Now, practices such as pregnancy checking cost money ($3 – $8 per head), but don’t forget to consider the value this one practice can have on other areas of the cow/calf operation. The overall cost of preg testing the herd is still likely less than it will cost to feed an open cow throughout the winter. Take advantage of the labor available on pregnancy check day to also complete a few more tasks that will make winter go smoother and help compensate for the vet bill.

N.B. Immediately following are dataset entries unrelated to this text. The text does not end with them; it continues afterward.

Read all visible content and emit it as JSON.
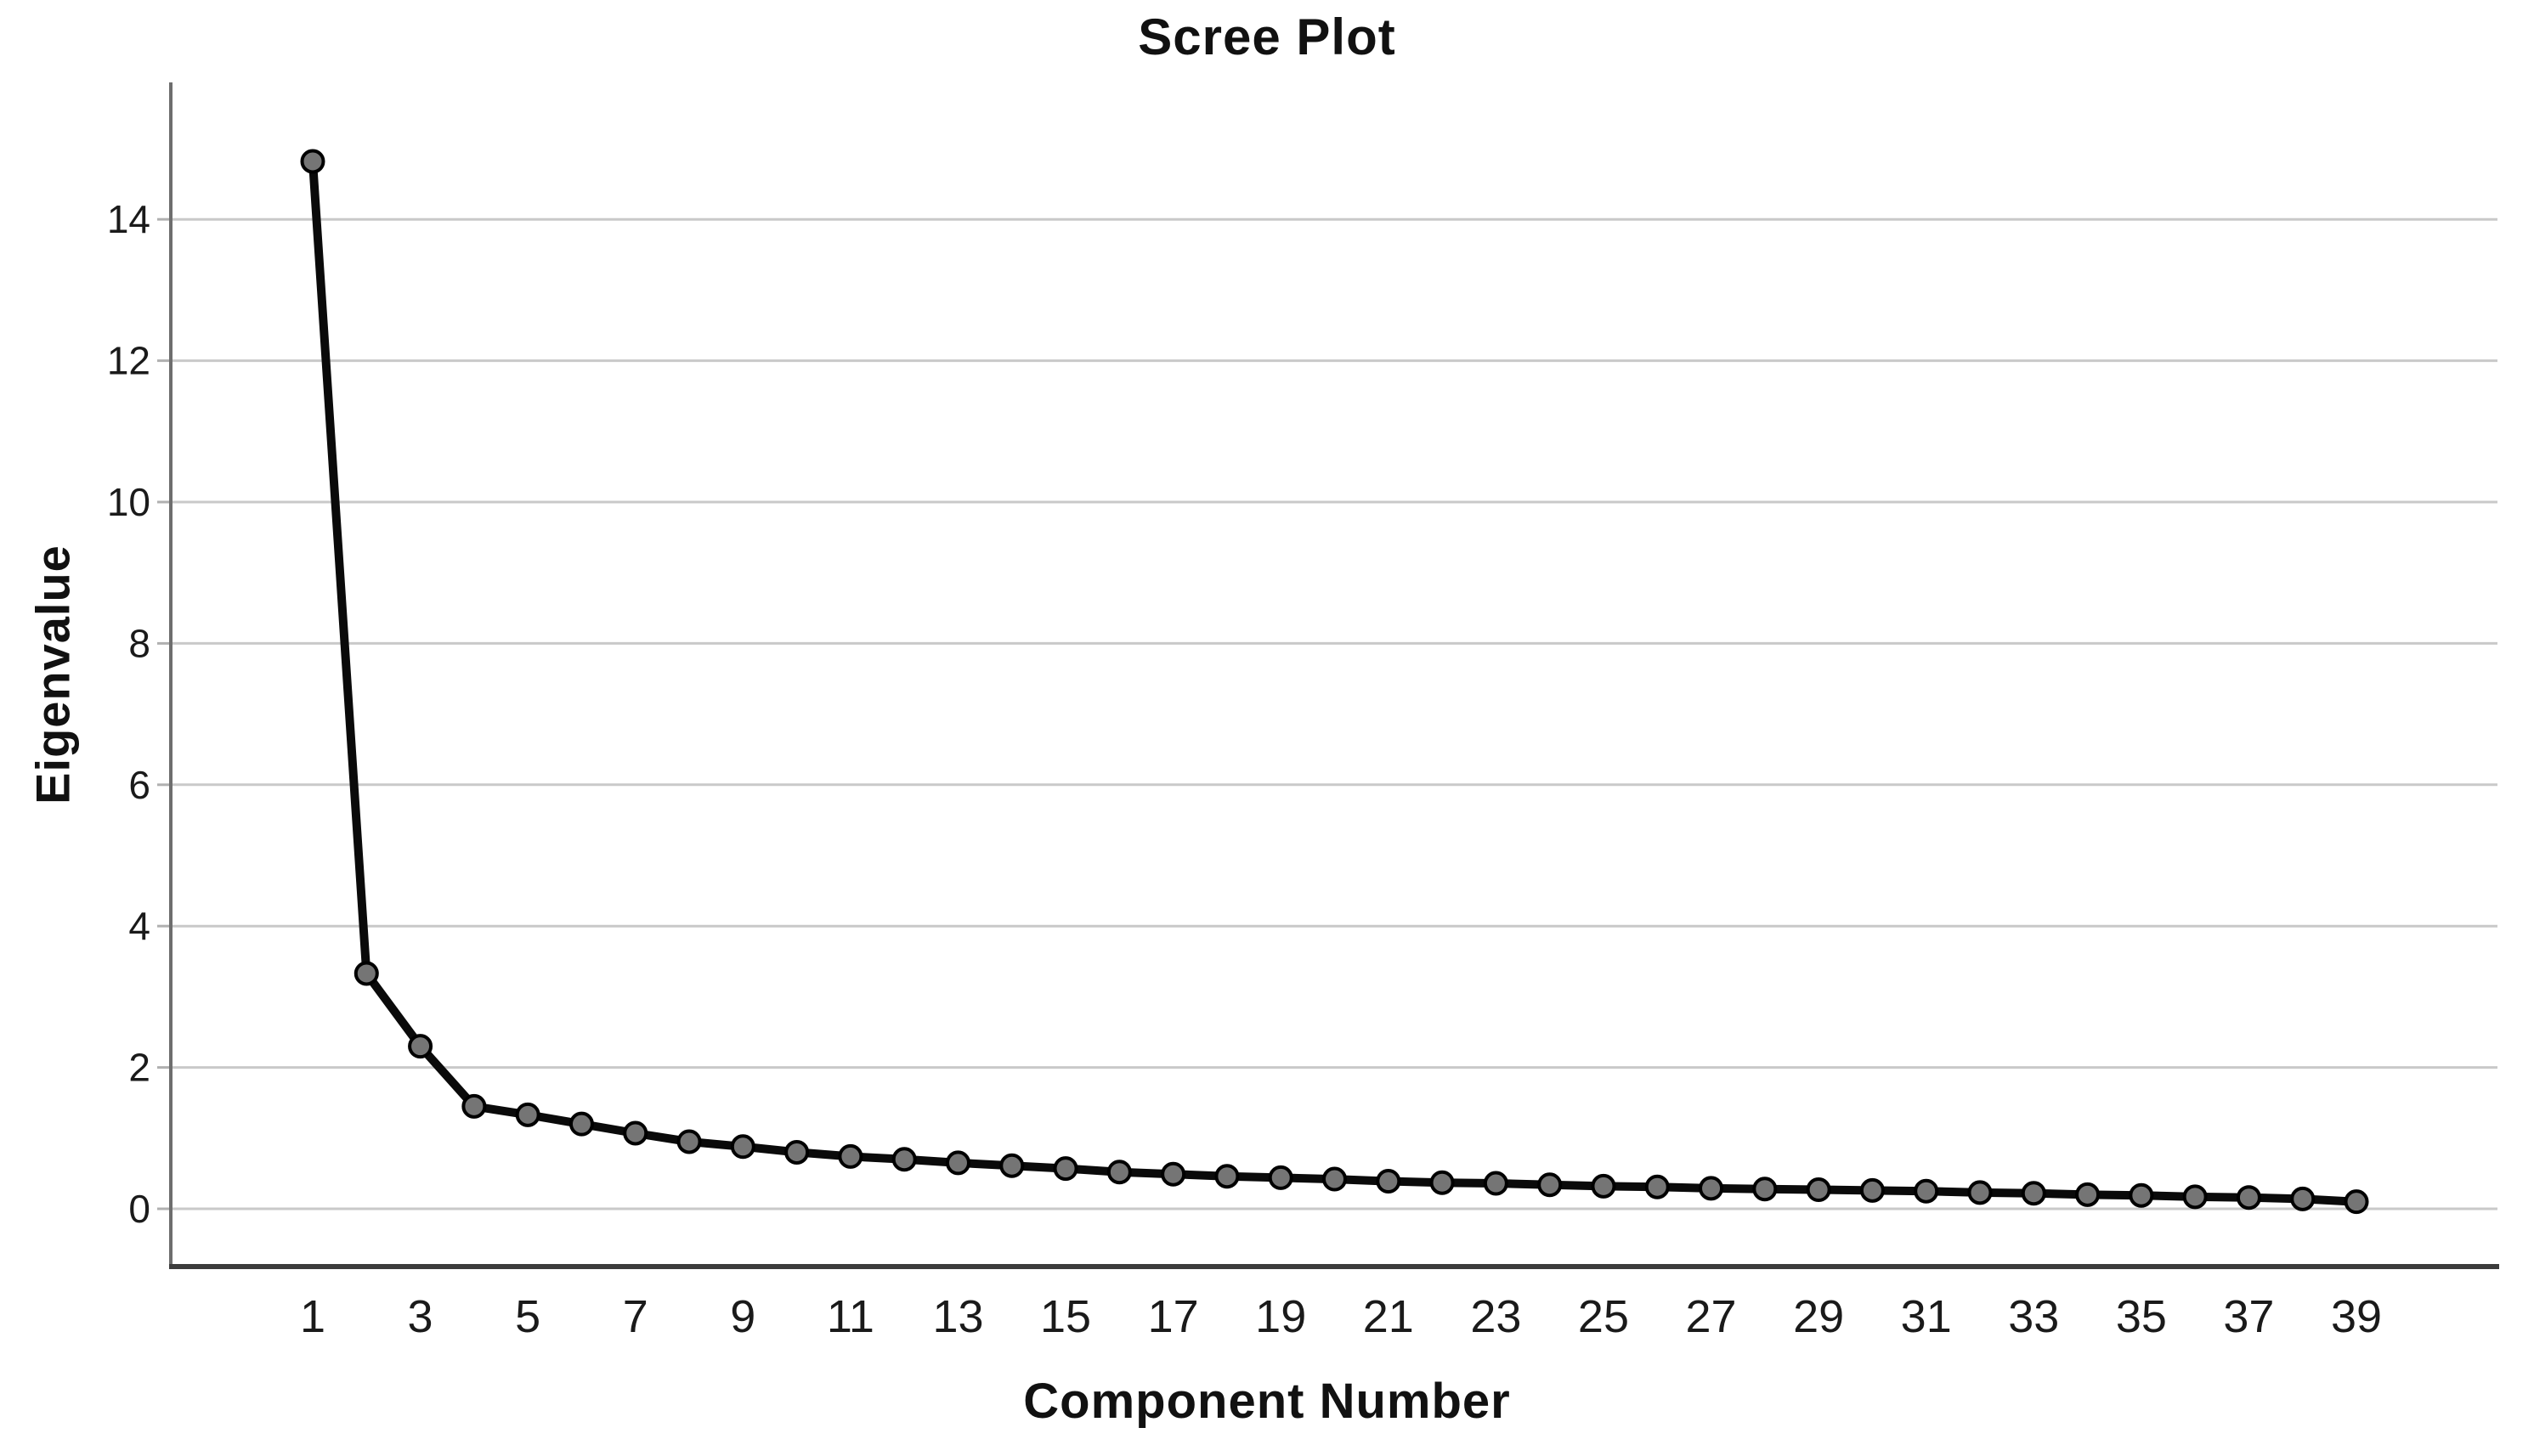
{
  "figure": {
    "background": "#ffffff"
  },
  "chart_data": {
    "type": "line",
    "title": "Scree Plot",
    "xlabel": "Component Number",
    "ylabel": "Eigenvalue",
    "x": [
      1,
      2,
      3,
      4,
      5,
      6,
      7,
      8,
      9,
      10,
      11,
      12,
      13,
      14,
      15,
      16,
      17,
      18,
      19,
      20,
      21,
      22,
      23,
      24,
      25,
      26,
      27,
      28,
      29,
      30,
      31,
      32,
      33,
      34,
      35,
      36,
      37,
      38,
      39
    ],
    "values": [
      14.82,
      3.33,
      2.3,
      1.45,
      1.33,
      1.2,
      1.07,
      0.95,
      0.88,
      0.8,
      0.74,
      0.7,
      0.65,
      0.61,
      0.57,
      0.52,
      0.49,
      0.46,
      0.44,
      0.42,
      0.39,
      0.37,
      0.36,
      0.34,
      0.32,
      0.31,
      0.29,
      0.28,
      0.27,
      0.26,
      0.25,
      0.23,
      0.22,
      0.2,
      0.19,
      0.17,
      0.16,
      0.14,
      0.1
    ],
    "x_tick_labels": [
      "1",
      "3",
      "5",
      "7",
      "9",
      "11",
      "13",
      "15",
      "17",
      "19",
      "21",
      "23",
      "25",
      "27",
      "29",
      "31",
      "33",
      "35",
      "37",
      "39"
    ],
    "y_tick_labels": [
      "0",
      "2",
      "4",
      "6",
      "8",
      "10",
      "12",
      "14"
    ],
    "xlim": [
      -1.6,
      41.6
    ],
    "ylim": [
      -0.8,
      15.9
    ],
    "grid": "horizontal",
    "legend": "none",
    "series_name": "Eigenvalue",
    "colors": {
      "line": "#0a0a0a",
      "marker_fill": "#757575",
      "marker_stroke": "#000000",
      "gridline": "#c9c9c9",
      "y_axis": "#6e6e6e",
      "x_axis": "#3c3c3c",
      "tick": "#b0b0b0",
      "text": "#1a1a1a"
    }
  }
}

  • Pregnancy check early to determine AI or early bull bred cows from late bred cows, identify twins, and plan facilities and labor for the calving season.
  • Sort cows into groups to meet nutritional needs. Young heifers and older cows may need to be separated from the rest of the herd to provide more nutrients vs. overfeeding the entire herd to increase energy to a few thinner cows.
  • Tag cows by calving date so it is easier to identify which cows will calve first come calving season (green = February, yellow = March, red = April, etc.)
  • Check conformation of cows and make note of bad feet, legs, teeth, lumps, body condition score, etc. Use this data to create cow groups that may need to be sold, or have more TLC this winter (Example: take this group to the close pasture with a corral vs. trailing them to pasture 5 miles away with no corral).
  • Begin winter parasite control and scour vaccine administration.
  • Weight cows if possible! Knowing average weight of cows in the herd can help with designing rations and calculating feed inventory for the winter.
  • Compare calf weaning weight to cow weight. If cows are not weaning enough of their body weight, should certain cows be culled?
  • Pounds weaned per female exposed is calculated by taking total pounds of weaned calves divided by total cows that were exposed during the breeding season. This value is a key indicator of successful operations as it takes into account weaning weight and reproductive rates. If this number is low, first determine if it is due to poor reproductive rates (breeding, calving) or if is due to genetics or days of age.
  • Set marketing plan for open, late bred, poor-doers and cows culled for other reasons (attitude, feet, udder, etc.) Determine if the current market is profitable or if cows should be fed until prices go higher.

The Bottom Line

A colder than normal winter is projected, leaving cow/calf producers to prepare the cowherd for yet another weather extreme. Pregnancy testing cows and completing some of the above steps can help save winter feed, prepare for calving and place more emphasis on fertility in the cowherd. Discuss your pregnancy results with your herd veterinarian and/or a cow/calf field specialists to see how this year’s weather or drought may have impacted herd reproductive rates.